While this may not be the upscale tourist town some people are seeking, it is sure to be a town you won't forget. Copper Harbor is the northernmost part of Michigan, besides the island national park of Isle Royale, which is more difficult to access. In this quaint city in the Keweenaw Peninsula, you can visit Fort Wilkins state park (I am not a war/history buff but I thoroughly enjoyed this) or take the scenic Brockway Mountain drive. It is best to do the latter at night because seeing the aurora borealis is quite possible! Beware, as the road can be difficult to drive on. There are a lot of bumps and curves and narrow windings. Make sure you have someone with you and a plan for when cell service runs out! A short drive away is Bete Gris, a town with a beach where, legend has it, the sand whistles when you step on it. Visit and see for yourself, I did!

4. Hubbard Lake


I may be biased about this one, but Hubbard Lake is one of my favorite places on Earth. The sense of community and togetherness from this area is something you should get the experience of. My mom grew up on this lake, so we have visited many times each year. it's best to rent or take your own boat out for the day and anchor at a sandbar (where the party's at!) Bring a pair of waterproof shoes, and there are random rock piles and muscles you could get hurt on. I have not tried it yet, but I hear kayak day trips around the lake are really fun. Hubbard Lake is located on the east side of Michigan, south of the popular town of Alpena.

5. Downtown Traverse City

Front Street in Downtown Traverse City, Michigan.


This is a great city for window shopping as there are many gift shops and boutiques lining the streets.
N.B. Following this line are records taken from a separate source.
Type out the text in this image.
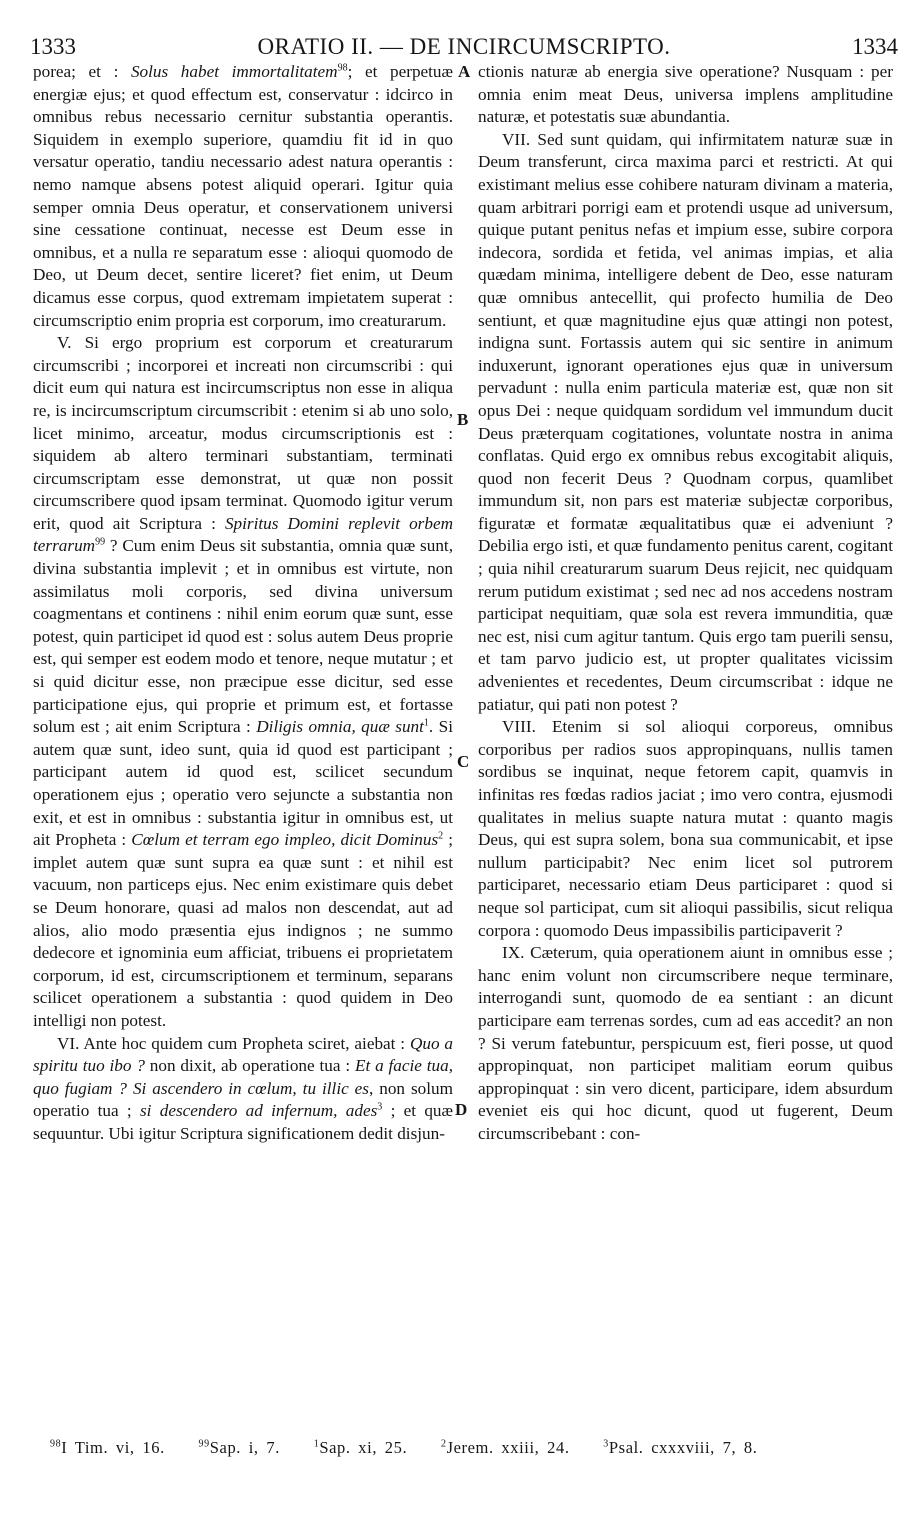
1333	ORATIO II. — DE INCIRCUMSCRIPTO.	1334

porea; et : Solus habet immortalitatem$^{98}$; et perpetuæ energiæ ejus; et quod effectum est, conservatur : idcirco in omnibus rebus necessario cernitur substantia operantis. Siquidem in exemplo superiore, quamdiu fit id in quo versatur operatio, tandiu necessario adest natura operantis : nemo namque absens potest aliquid operari. Igitur quia semper omnia Deus operatur, et conservationem universi sine cessatione continuat, necesse est Deum esse in omnibus, et a nulla re separatum esse : alioqui quomodo de Deo, ut Deum decet, sentire liceret? fiet enim, ut Deum dicamus esse corpus, quod extremam impietatem superat : circumscriptio enim propria est corporum, imo creaturarum.

V. Si ergo proprium est corporum et creaturarum circumscribi ; incorporei et increati non circumscribi : qui dicit eum qui natura est incircumscriptus non esse in aliqua re, is incircumscriptum circumscribit : etenim si ab uno solo, licet minimo, arceatur, modus circumscriptionis est : siquidem ab altero terminari substantiam, terminati circumscriptam esse demonstrat, ut quæ non possit circumscribere quod ipsam terminat. Quomodo igitur verum erit, quod ait Scriptura : Spiritus Domini replevit orbem terrarum$^{99}$ ? Cum enim Deus sit substantia, omnia quæ sunt, divina substantia implevit ; et in omnibus est virtute, non assimilatus moli corporis, sed divina universum coagmentans et continens : nihil enim eorum quæ sunt, esse potest, quin participet id quod est : solus autem Deus proprie est, qui semper est eodem modo et tenore, neque mutatur ; et si quid dicitur esse, non præcipue esse dicitur, sed esse participatione ejus, qui proprie et primum est, et fortasse solum est ; ait enim Scriptura : Diligis omnia, quæ sunt$^1$. Si autem quæ sunt, ideo sunt, quia id quod est participant ; participant autem id quod est, scilicet secundum operationem ejus ; operatio vero sejuncte a substantia non exit, et est in omnibus : substantia igitur in omnibus est, ut ait Propheta : Cœlum et terram ego impleo, dicit Dominus$^2$ ; implet autem quæ sunt supra ea quæ sunt : et nihil est vacuum, non particeps ejus. Nec enim existimare quis debet se Deum honorare, quasi ad malos non descendat, aut ad alios, alio modo præsentia ejus indignos ; ne summo dedecore et ignominia eum afficiat, tribuens ei proprietatem corporum, id est, circumscriptionem et terminum, separans scilicet operationem a substantia : quod quidem in Deo intelligi non potest.

VI. Ante hoc quidem cum Propheta sciret, aiebat : Quo a spiritu tuo ibo ? non dixit, ab operatione tua : Et a facie tua, quo fugiam ? Si ascendero in cœlum, tu illic es, non solum operatio tua ; si descendero ad infernum, ades$^3$ ; et quæ sequuntur. Ubi igitur Scriptura significationem dedit disjun-

A
B
C
D

ctionis naturæ ab energia sive operatione? Nusquam : per omnia enim meat Deus, universa implens amplitudine naturæ, et potestatis suæ abundantia.

VII. Sed sunt quidam, qui infirmitatem naturæ suæ in Deum transferunt, circa maxima parci et restricti. At qui existimant melius esse cohibere naturam divinam a materia, quam arbitrari porrigi eam et protendi usque ad universum, quique putant penitus nefas et impium esse, subire corpora indecora, sordida et fetida, vel animas impias, et alia quædam minima, intelligere debent de Deo, esse naturam quæ omnibus antecellit, qui profecto humilia de Deo sentiunt, et quæ magnitudine ejus quæ attingi non potest, indigna sunt. Fortassis autem qui sic sentire in animum induxerunt, ignorant operationes ejus quæ in universum pervadunt : nulla enim particula materiæ est, quæ non sit opus Dei : neque quidquam sordidum vel immundum ducit Deus præterquam cogitationes, voluntate nostra in anima conflatas. Quid ergo ex omnibus rebus excogitabit aliquis, quod non fecerit Deus ? Quodnam corpus, quamlibet immundum sit, non pars est materiæ subjectæ corporibus, figuratæ et formatæ æqualitatibus quæ ei adveniunt ? Debilia ergo isti, et quæ fundamento penitus carent, cogitant ; quia nihil creaturarum suarum Deus rejicit, nec quidquam rerum putidum existimat ; sed nec ad nos accedens nostram participat nequitiam, quæ sola est revera immunditia, quæ nec est, nisi cum agitur tantum. Quis ergo tam puerili sensu, et tam parvo judicio est, ut propter qualitates vicissim advenientes et recedentes, Deum circumscribat : idque ne patiatur, qui pati non potest ?

VIII. Etenim si sol alioqui corporeus, omnibus corporibus per radios suos appropinquans, nullis tamen sordibus se inquinat, neque fetorem capit, quamvis in infinitas res fœdas radios jaciat ; imo vero contra, ejusmodi qualitates in melius suapte natura mutat : quanto magis Deus, qui est supra solem, bona sua communicabit, et ipse nullum participabit? Nec enim licet sol putrorem participaret, necessario etiam Deus participaret : quod si neque sol participat, cum sit alioqui passibilis, sicut reliqua corpora : quomodo Deus impassibilis participaverit ?

IX. Cæterum, quia operationem aiunt in omnibus esse ; hanc enim volunt non circumscribere neque terminare, interrogandi sunt, quomodo de ea sentiant : an dicunt participare eam terrenas sordes, cum ad eas accedit? an non ? Si verum fatebuntur, perspicuum est, fieri posse, ut quod appropinquat, non participet malitiam eorum quibus appropinquat : sin vero dicent, participare, idem absurdum eveniet eis qui hoc dicunt, quod ut fugerent, Deum circumscribebant : con-

$^{98}$I Tim. vi, 16.	$^{99}$Sap. i, 7.	$^1$Sap. xi, 25.	$^2$Jerem. xxiii, 24.	$^3$Psal. cxxxviii, 7, 8.
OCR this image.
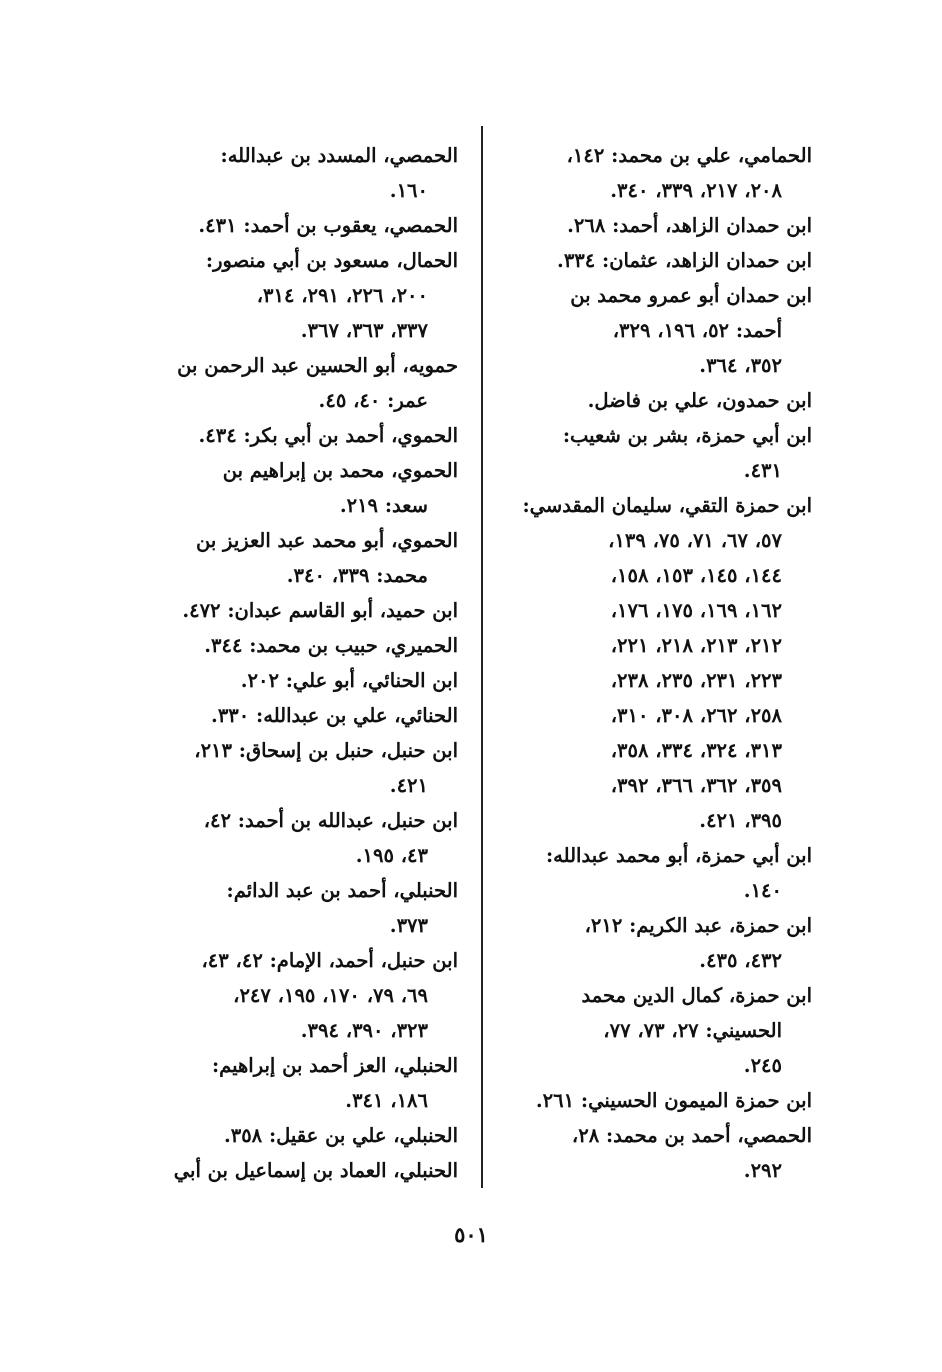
الحمامي، علي بن محمد: ١٤٢،
٢٠٨، ٢١٧، ٣٣٩، ٣٤٠.
ابن حمدان الزاهد، أحمد: ٢٦٨.
ابن حمدان الزاهد، عثمان: ٣٣٤.
ابن حمدان أبو عمرو محمد بن
أحمد: ٥٢، ١٩٦، ٣٢٩،
٣٥٢، ٣٦٤.
ابن حمدون، علي بن فاضل.
ابن أبي حمزة، بشر بن شعيب:
٤٣١.
ابن حمزة التقي، سليمان المقدسي:
٥٧، ٦٧، ٧١، ٧٥، ١٣٩،
١٤٤، ١٤٥، ١٥٣، ١٥٨،
١٦٢، ١٦٩، ١٧٥، ١٧٦،
٢١٢، ٢١٣، ٢١٨، ٢٢١،
٢٢٣، ٢٣١، ٢٣٥، ٢٣٨،
٢٥٨، ٢٦٢، ٣٠٨، ٣١٠،
٣١٣، ٣٢٤، ٣٣٤، ٣٥٨،
٣٥٩، ٣٦٢، ٣٦٦، ٣٩٢،
٣٩٥، ٤٢١.
ابن أبي حمزة، أبو محمد عبدالله:
١٤٠.
ابن حمزة، عبد الكريم: ٢١٢،
٤٣٢، ٤٣٥.
ابن حمزة، كمال الدين محمد
الحسيني: ٢٧، ٧٣، ٧٧،
٢٤٥.
ابن حمزة الميمون الحسيني: ٢٦١.
الحمصي، أحمد بن محمد: ٢٨،
٢٩٢.
الحمصي، المسدد بن عبدالله:
١٦٠.
الحمصي، يعقوب بن أحمد: ٤٣١.
الحمال، مسعود بن أبي منصور:
٢٠٠، ٢٢٦، ٢٩١، ٣١٤،
٣٣٧، ٣٦٣، ٣٦٧.
حمويه، أبو الحسين عبد الرحمن بن
عمر: ٤٠، ٤٥.
الحموي، أحمد بن أبي بكر: ٤٣٤.
الحموي، محمد بن إبراهيم بن
سعد: ٢١٩.
الحموي، أبو محمد عبد العزيز بن
محمد: ٣٣٩، ٣٤٠.
ابن حميد، أبو القاسم عبدان: ٤٧٢.
الحميري، حبيب بن محمد: ٣٤٤.
ابن الحنائي، أبو علي: ٢٠٢.
الحنائي، علي بن عبدالله: ٣٣٠.
ابن حنبل، حنبل بن إسحاق: ٢١٣،
٤٢١.
ابن حنبل، عبدالله بن أحمد: ٤٢،
٤٣، ١٩٥.
الحنبلي، أحمد بن عبد الدائم:
٣٧٣.
ابن حنبل، أحمد، الإمام: ٤٢، ٤٣،
٦٩، ٧٩، ١٧٠، ١٩٥، ٢٤٧،
٣٢٣، ٣٩٠، ٣٩٤.
الحنبلي، العز أحمد بن إبراهيم:
١٨٦، ٣٤١.
الحنبلي، علي بن عقيل: ٣٥٨.
الحنبلي، العماد بن إسماعيل بن أبي
٥٠١
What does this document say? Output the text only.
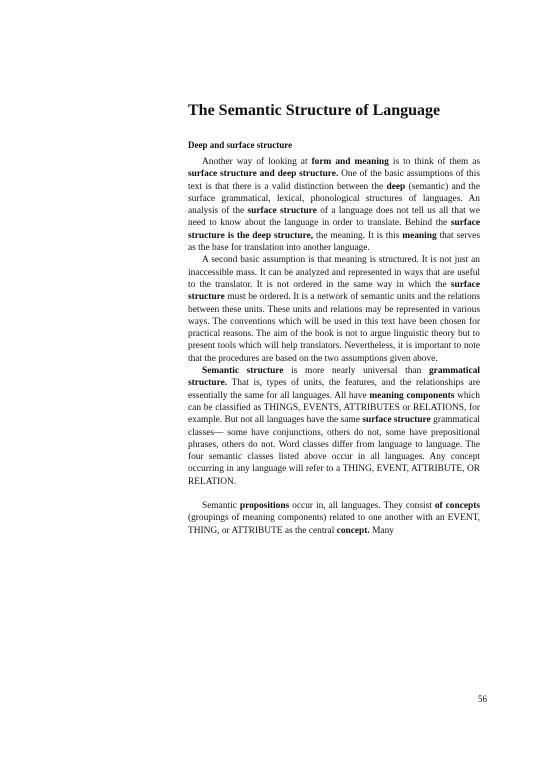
The Semantic Structure of Language
Deep and surface structure

Another way of looking at form and meaning is to think of them as surface structure and deep structure. One of the basic assumptions of this text is that there is a valid distinction between the deep (semantic) and the surface grammatical, lexical, phonological structures of languages. An analysis of the surface structure of a language does not tell us all that we need to know about the language in order to translate. Behind the surface structure is the deep structure, the meaning. It is this meaning that serves as the base for translation into another language.

A second basic assumption is that meaning is structured. It is not just an inaccessible mass. It can be analyzed and represented in ways that are useful to the translator. It is not ordered in the same way in which the surface structure must be ordered. It is a network of semantic units and the relations between these units. These units and relations may be represented in various ways. The conventions which will be used in this text have been chosen for practical reasons. The aim of the book is not to argue linguistic theory but to present tools which will help translators. Nevertheless, it is important to note that the procedures are based on the two assumptions given above.

Semantic structure is more nearly universal than grammatical structure. That is, types of units, the features, and the relationships are essentially the same for all languages. All have meaning components which can be classified as THINGS, EVENTS, ATTRIBUTES or RELATIONS, for example. But not all languages have the same surface structure grammatical classes— some have conjunctions, others do not, some have prepositional phrases, others do not. Word classes differ from language to language. The four semantic classes listed above occur in all languages. Any concept occurring in any language will refer to a THING, EVENT, ATTRIBUTE, OR RELATION.

Semantic propositions occur in, all languages. They consist of concepts (groupings of meaning components) related to one another with an EVENT, THING, or ATTRIBUTE as the central concept. Many

56
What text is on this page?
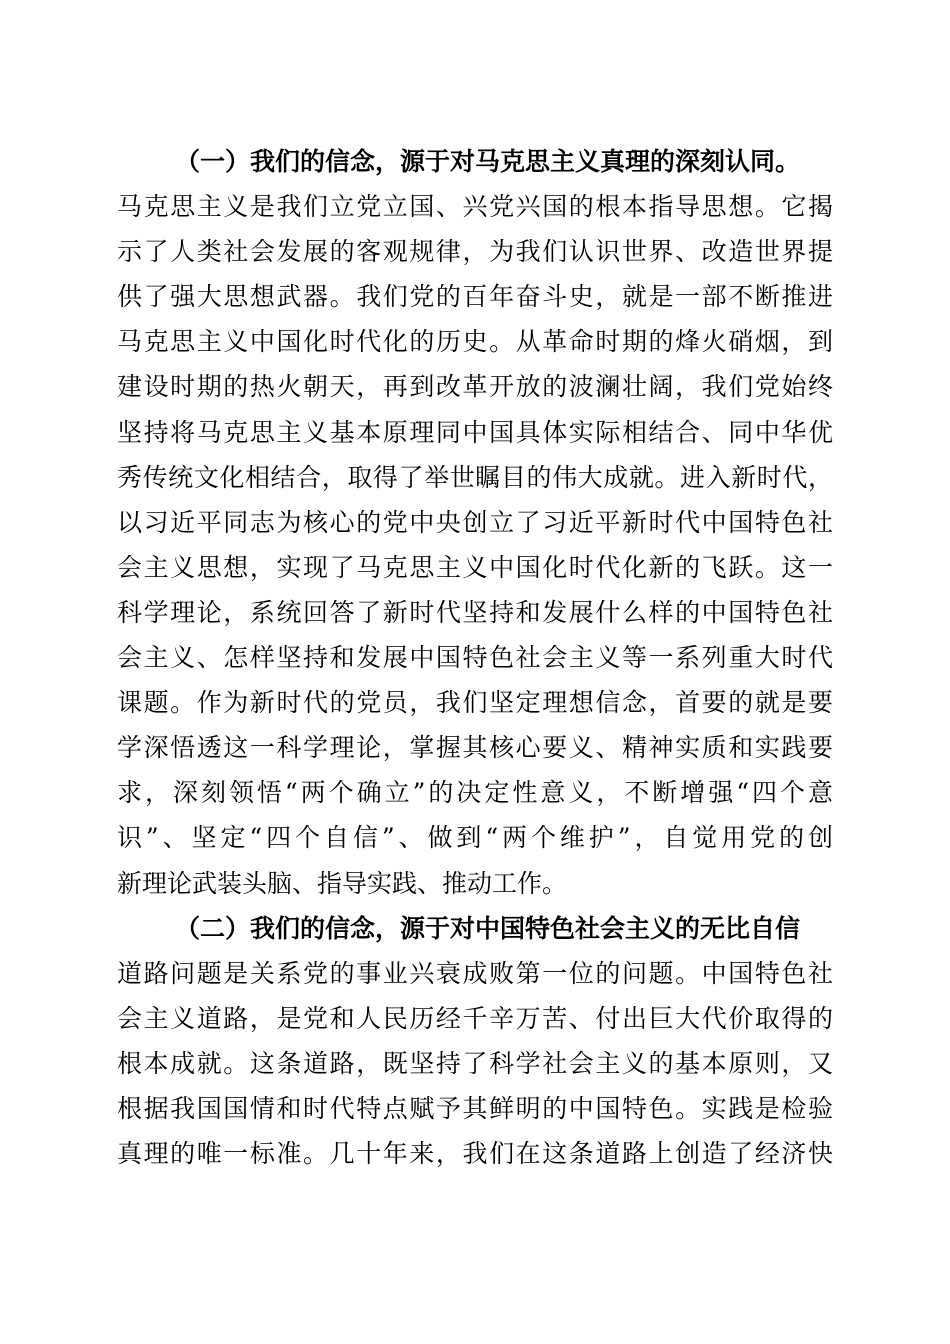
（一）我们的信念，源于对马克思主义真理的深刻认同。
马克思主义是我们立党立国、兴党兴国的根本指导思想。它揭
示了人类社会发展的客观规律，为我们认识世界、改造世界提
供了强大思想武器。我们党的百年奋斗史，就是一部不断推进
马克思主义中国化时代化的历史。从革命时期的烽火硝烟，到
建设时期的热火朝天，再到改革开放的波澜壮阔，我们党始终
坚持将马克思主义基本原理同中国具体实际相结合、同中华优
秀传统文化相结合，取得了举世瞩目的伟大成就。进入新时代，
以习近平同志为核心的党中央创立了习近平新时代中国特色社
会主义思想，实现了马克思主义中国化时代化新的飞跃。这一
科学理论，系统回答了新时代坚持和发展什么样的中国特色社
会主义、怎样坚持和发展中国特色社会主义等一系列重大时代
课题。作为新时代的党员，我们坚定理想信念，首要的就是要
学深悟透这一科学理论，掌握其核心要义、精神实质和实践要
求，深刻领悟“两个确立”的决定性意义，不断增强“四个意
识”、坚定“四个自信”、做到“两个维护”，自觉用党的创
新理论武装头脑、指导实践、推动工作。
（二）我们的信念，源于对中国特色社会主义的无比自信
道路问题是关系党的事业兴衰成败第一位的问题。中国特色社
会主义道路，是党和人民历经千辛万苦、付出巨大代价取得的
根本成就。这条道路，既坚持了科学社会主义的基本原则，又
根据我国国情和时代特点赋予其鲜明的中国特色。实践是检验
真理的唯一标准。几十年来，我们在这条道路上创造了经济快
It can get expensive, so if you are on a budget, I recommend visiting a TC beach for the day and soaking in the summer Michigan sun. We visited on the fourth of July, and the fireworks over the lake were like no other. It was truly something I'll remember forever. My family and I took part of a day to just drive wherever the road took us, and we saw some magnificent houses that surely looked like they belonged in an HGTV show. While visiting, try a cherry product, as this is the cherry capital of the world! We had cherry mustard, jelly, soda, etc...

6. Mission Point Lighthouse


Located in Old Mission state park, there is one road in and out of this peninsula. It's a scenic drive with wineries and cherry tree farms dotting the hills. At the very end is the lighthouse and attached museum atop a sandy beach. During our visit, it was storming treacherously, so we didn't get a chance to swim. The water was very visibly shallow though, and looked clear as day, even in the gusting winds. It's a small walk from the parking area to these attractions, but you won't want to miss out.

7. Lake Huron beaches


Lake Huron is lined with sandy beaches that will trick you into thinking you're in a tropical paradise. One of my family's favorite beaches is the beach at Harrisville state park in Harrisville, Michigan. The sand is white and it's a short walk from parking. There is a pavilion for lunch picnics and shade, and a play structure for kids. The beach area gets deep for a few feet, but then it's seemingly miles of knee-deep water. My cousins and I used to always bring a football or volleyball and throw it as far as we could. No matter how far out we went to retrieve it, the water never got above our waists. It's a good spot for kids, adults, dogs, and everyone in between. Another amazing beach is Oscoda Beach Park in Oscoda, MI. The water is shallow and sandy for hundreds of feet and good for wading or floating on a pool lounge. Here, there are more play options for kids. There's a boardwalk with a lookout to Lake Huron, which is astonishing in the summertime. Beware, the black flies can be quite annoying, so bring bug spray and lots of sunscreen!